The cost is concrete. Running 2,000 prompts × 5 repetitions × 20 tools = 200,000 API calls. At current pricing tiers, that places the experiment in four- to five-figure territory depending on model mix and average prompt length. This expense is why almost nobody does it.

But the alternative — publishing ranked leaderboards the underlying math cannot support — is not cheaper. It is less honest. The question worth asking next is not which tool won some 100-prompt sprint. It is whether any benchmark published in 2026 has met even two of these three criteria, and what a collaborative, open-methodology effort to build one would actually cost.

FAQ

Is 100 prompts ever enough to distinguish two AI coding tools?

Only when the true accuracy gap exceeds roughly 13 percentage points. At that spread, a two-proportion z-test reaches p < 0.05 with n = 100 per group. For the tighter gaps typically reported in published comparisons — 2 to 8 points — the sample is insufficient to reject the null hypothesis. Most rankings built on 100-prompt tests are reporting differences the data cannot confirm.

What is the difference between pass@1 and pass@k in coding benchmarks?

Pass@1 scores whether the model's single first output passes all test cases. Pass@k allows k attempts and checks whether any single output among them passes. Pass@k is always equal to or higher than pass@1 for any k greater than 1. The two metrics can produce different tool rankings from identical prompt sets because they reward different properties — raw first-shot precision for pass@1, output diversity and coverage for pass@k.

Does testing at temperature 0 reflect how developers actually use coding tools?

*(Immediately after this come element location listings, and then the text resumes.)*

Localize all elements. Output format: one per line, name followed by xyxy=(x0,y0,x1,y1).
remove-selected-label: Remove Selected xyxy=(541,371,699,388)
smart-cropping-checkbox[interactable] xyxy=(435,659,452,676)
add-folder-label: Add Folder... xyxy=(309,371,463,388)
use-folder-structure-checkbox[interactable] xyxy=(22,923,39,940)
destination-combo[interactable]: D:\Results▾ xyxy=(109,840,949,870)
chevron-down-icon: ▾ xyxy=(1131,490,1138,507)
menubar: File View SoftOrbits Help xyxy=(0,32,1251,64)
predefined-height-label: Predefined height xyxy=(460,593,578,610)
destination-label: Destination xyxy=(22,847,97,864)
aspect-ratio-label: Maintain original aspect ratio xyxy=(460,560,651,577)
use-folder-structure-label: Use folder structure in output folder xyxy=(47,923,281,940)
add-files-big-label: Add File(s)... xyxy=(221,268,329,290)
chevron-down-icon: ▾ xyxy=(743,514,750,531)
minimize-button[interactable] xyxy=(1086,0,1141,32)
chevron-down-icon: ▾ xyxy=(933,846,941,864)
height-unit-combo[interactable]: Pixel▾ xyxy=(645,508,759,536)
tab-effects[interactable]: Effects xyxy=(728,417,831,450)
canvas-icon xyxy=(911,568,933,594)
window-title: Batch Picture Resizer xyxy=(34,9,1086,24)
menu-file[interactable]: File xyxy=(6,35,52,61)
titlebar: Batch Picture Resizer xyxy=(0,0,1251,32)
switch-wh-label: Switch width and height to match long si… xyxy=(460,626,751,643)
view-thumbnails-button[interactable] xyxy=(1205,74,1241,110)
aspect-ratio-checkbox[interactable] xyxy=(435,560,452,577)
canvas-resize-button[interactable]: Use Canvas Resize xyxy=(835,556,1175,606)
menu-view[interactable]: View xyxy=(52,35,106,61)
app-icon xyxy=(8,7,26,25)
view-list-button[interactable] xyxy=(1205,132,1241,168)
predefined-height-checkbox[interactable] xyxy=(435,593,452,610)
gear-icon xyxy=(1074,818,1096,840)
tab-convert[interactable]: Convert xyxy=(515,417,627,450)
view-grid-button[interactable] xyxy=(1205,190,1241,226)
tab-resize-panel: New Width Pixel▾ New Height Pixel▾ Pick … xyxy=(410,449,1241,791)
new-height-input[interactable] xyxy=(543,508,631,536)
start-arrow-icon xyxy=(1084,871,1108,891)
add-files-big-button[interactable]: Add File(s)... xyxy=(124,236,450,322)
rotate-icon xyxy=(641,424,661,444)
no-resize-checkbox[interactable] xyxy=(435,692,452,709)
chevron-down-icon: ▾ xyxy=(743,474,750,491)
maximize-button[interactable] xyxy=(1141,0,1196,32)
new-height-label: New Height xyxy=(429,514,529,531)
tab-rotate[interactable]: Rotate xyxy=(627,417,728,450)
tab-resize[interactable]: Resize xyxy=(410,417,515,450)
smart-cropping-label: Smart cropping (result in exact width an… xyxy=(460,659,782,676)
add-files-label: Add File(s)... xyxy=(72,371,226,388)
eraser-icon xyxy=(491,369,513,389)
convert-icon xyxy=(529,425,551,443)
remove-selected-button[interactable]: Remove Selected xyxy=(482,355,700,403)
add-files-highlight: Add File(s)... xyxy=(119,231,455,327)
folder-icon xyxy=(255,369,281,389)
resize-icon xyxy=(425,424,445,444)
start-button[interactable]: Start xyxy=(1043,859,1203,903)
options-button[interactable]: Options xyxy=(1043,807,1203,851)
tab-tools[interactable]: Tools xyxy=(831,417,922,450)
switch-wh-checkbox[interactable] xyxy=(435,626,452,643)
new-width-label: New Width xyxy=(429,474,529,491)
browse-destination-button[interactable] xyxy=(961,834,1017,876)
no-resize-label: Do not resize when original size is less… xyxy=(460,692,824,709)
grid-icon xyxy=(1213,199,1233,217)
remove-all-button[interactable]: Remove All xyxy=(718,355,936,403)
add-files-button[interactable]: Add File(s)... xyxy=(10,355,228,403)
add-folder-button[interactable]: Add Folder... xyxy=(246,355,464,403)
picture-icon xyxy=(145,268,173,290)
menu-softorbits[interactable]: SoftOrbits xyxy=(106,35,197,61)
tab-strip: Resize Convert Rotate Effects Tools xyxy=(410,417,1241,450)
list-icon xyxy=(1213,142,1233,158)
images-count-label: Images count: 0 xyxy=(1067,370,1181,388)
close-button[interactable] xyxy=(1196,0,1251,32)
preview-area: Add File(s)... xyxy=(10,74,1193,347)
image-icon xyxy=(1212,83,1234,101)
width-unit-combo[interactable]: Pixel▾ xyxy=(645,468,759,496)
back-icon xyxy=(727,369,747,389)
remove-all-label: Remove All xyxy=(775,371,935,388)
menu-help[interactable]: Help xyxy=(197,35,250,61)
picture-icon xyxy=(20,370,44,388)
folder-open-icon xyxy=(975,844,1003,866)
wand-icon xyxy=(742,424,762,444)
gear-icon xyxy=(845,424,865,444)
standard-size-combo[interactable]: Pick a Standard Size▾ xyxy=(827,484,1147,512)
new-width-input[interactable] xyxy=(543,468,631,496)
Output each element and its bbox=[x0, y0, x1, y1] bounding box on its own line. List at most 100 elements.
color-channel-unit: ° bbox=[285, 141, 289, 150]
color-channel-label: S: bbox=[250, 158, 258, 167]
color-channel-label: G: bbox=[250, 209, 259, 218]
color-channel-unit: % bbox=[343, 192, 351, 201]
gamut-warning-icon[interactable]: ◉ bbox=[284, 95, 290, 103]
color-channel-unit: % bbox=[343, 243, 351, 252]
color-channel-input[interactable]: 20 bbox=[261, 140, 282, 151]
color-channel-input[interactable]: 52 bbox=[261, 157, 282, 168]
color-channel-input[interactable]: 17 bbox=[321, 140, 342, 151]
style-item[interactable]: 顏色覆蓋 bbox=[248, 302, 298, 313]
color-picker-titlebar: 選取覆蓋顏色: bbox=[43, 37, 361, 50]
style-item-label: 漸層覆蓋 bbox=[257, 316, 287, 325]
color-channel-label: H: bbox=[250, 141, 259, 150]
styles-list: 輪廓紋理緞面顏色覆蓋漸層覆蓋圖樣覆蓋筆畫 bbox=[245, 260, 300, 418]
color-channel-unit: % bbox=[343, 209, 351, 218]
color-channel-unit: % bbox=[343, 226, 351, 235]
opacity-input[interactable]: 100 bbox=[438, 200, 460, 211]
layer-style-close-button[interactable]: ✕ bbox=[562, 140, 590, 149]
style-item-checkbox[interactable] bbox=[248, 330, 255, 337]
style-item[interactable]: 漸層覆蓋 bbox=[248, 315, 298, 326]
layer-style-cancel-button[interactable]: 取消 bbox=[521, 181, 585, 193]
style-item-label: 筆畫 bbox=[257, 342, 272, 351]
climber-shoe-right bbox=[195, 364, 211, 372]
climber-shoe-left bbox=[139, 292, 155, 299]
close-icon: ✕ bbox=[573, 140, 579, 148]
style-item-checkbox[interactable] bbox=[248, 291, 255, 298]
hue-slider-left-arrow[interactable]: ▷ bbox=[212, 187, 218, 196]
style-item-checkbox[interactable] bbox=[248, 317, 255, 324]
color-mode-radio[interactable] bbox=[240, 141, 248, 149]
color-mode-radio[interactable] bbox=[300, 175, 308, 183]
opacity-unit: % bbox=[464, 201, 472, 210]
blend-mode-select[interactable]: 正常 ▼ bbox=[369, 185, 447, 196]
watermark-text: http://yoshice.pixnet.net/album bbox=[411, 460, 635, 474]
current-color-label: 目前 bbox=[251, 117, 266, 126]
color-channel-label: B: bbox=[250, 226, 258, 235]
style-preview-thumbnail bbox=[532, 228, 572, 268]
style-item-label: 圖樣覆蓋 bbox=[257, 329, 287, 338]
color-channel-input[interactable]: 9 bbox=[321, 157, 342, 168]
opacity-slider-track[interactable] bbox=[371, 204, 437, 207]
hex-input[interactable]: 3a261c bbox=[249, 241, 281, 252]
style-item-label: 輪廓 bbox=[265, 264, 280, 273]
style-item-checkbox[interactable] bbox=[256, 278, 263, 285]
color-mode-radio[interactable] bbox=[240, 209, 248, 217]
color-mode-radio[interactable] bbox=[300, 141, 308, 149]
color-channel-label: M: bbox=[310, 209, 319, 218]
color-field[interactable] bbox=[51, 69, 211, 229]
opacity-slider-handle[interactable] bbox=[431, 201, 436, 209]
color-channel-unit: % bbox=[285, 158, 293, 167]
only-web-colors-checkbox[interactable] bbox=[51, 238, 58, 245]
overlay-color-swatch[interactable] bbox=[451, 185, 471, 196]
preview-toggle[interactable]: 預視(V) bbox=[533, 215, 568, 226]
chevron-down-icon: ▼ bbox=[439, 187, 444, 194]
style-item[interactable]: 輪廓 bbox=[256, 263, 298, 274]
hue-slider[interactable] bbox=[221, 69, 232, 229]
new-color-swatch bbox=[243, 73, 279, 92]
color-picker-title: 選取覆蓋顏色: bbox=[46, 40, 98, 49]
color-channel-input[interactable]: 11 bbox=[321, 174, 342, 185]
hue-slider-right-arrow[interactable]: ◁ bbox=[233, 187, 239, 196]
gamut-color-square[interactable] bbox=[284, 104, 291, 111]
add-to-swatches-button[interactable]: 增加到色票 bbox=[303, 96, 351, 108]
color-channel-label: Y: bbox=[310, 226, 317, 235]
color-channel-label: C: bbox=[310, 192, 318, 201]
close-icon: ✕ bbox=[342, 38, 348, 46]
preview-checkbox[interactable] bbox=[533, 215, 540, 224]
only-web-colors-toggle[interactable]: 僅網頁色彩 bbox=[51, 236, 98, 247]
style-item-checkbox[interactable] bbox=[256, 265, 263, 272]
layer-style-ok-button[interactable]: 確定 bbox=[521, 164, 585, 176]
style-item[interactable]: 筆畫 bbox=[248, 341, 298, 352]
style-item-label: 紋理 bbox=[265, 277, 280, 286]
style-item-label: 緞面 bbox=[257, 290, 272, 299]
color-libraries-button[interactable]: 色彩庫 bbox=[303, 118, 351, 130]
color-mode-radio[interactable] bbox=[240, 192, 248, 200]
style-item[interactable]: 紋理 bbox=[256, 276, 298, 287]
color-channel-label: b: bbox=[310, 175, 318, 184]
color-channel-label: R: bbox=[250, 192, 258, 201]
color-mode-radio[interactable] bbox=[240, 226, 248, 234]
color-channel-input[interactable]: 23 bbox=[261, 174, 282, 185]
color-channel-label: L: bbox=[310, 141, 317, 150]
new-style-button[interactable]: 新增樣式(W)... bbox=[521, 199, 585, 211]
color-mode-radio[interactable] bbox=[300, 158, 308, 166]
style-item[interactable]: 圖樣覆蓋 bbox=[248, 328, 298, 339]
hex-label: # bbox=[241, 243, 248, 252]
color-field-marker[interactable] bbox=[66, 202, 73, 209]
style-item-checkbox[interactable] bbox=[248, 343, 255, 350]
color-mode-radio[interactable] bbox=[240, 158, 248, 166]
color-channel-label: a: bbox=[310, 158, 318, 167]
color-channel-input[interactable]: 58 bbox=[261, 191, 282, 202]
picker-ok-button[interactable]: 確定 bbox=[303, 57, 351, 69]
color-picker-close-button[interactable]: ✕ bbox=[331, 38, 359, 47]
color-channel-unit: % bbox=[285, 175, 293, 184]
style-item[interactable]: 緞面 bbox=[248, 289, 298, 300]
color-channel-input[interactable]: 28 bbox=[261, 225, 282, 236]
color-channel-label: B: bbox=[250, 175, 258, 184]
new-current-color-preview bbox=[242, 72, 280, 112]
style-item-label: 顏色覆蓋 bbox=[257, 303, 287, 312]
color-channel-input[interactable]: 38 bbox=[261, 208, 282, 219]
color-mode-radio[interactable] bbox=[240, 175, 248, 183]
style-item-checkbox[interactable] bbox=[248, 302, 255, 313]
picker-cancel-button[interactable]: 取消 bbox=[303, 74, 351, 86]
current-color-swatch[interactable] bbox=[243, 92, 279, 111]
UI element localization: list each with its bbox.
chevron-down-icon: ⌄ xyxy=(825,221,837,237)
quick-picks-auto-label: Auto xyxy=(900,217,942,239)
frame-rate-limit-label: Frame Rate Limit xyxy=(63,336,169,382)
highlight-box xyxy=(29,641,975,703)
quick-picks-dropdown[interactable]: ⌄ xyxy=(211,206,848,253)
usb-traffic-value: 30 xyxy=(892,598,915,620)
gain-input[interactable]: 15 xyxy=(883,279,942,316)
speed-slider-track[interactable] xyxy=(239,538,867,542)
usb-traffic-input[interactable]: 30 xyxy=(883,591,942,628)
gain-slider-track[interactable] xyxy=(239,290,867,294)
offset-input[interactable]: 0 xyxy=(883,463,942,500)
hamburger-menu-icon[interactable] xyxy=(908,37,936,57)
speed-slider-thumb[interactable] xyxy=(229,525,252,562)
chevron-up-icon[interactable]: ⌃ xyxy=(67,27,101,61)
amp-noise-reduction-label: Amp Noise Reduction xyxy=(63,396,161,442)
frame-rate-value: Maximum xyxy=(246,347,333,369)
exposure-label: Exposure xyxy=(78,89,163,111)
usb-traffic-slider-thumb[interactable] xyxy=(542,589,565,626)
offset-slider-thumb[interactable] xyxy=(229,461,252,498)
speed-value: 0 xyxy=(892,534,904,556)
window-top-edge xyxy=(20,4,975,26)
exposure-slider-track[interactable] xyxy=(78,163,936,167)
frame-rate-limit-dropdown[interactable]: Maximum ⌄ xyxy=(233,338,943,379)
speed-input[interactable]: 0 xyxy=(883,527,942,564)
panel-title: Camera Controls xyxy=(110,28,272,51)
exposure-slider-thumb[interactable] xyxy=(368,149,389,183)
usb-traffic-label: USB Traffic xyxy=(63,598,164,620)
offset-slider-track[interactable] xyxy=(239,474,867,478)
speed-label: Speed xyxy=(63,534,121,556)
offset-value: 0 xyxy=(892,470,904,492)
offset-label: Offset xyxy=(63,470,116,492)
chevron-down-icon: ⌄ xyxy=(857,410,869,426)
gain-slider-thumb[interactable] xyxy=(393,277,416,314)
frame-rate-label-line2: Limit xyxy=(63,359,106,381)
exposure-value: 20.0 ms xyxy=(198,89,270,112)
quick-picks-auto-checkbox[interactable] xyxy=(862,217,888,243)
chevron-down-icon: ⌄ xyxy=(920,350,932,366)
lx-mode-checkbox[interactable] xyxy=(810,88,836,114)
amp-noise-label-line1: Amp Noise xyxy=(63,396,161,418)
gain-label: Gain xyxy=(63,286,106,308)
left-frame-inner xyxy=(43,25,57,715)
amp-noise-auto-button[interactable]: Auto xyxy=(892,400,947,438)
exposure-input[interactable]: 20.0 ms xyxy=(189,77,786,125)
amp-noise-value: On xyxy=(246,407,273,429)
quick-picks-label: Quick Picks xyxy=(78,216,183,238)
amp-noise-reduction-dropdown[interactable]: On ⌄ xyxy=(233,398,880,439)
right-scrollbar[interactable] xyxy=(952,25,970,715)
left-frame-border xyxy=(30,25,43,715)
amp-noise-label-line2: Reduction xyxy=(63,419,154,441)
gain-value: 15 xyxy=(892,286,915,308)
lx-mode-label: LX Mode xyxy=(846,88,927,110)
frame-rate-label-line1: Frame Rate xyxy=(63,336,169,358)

No. Most developers work at temperature settings between 0.3 and 0.8, where the model explores a wider range of possible outputs. Temperature 0 produces deterministic results useful for reproducibility but may favor tools whose training optimized for greedy decoding rather than for the sampling regime users encounter in practice. Rankings derived at temperature 0 do not necessarily transfer to real deployment conditions.

How much would a rigorous 20-tool coding benchmark cost to run?

A defensible test requires roughly 2,000 prompts per tool with five repeated runs each. For 20 tools, that totals 200,000 API calls. Depending on model pricing and average prompt length, compute costs range from low four figures to mid five figures in USD. This excludes the human effort of curating prompts, writing functional test cases, and calibrating difficulty tiers — which represents the majority of the true cost.

Why do different articles testing the same tools produce different rankings?

Prompt selection, temperature setting, accuracy metric (pass@1 or pass@k), evaluation criteria (functional correctness or syntactic validity), and random sampling variance all contribute. Two testers using 100 different prompts at different temperatures with different pass definitions can produce opposite rankings from tools whose true capabilities are similar. The methodology is usually the dominant variable, not the tool.

Can averaging multiple runs of a 100-prompt test solve the sample size problem?

Partially. Five runs of 100 prompts reduces the standard error by a factor of √5 ≈ 2.24, equivalent to a single run of about 500 prompts. That improves resolution but still falls well short of the approximately 2,000-prompt threshold needed to detect 4-point differences at 80% power. Averaging helps at the margins. It does not rescue a fundamentally undersized experiment.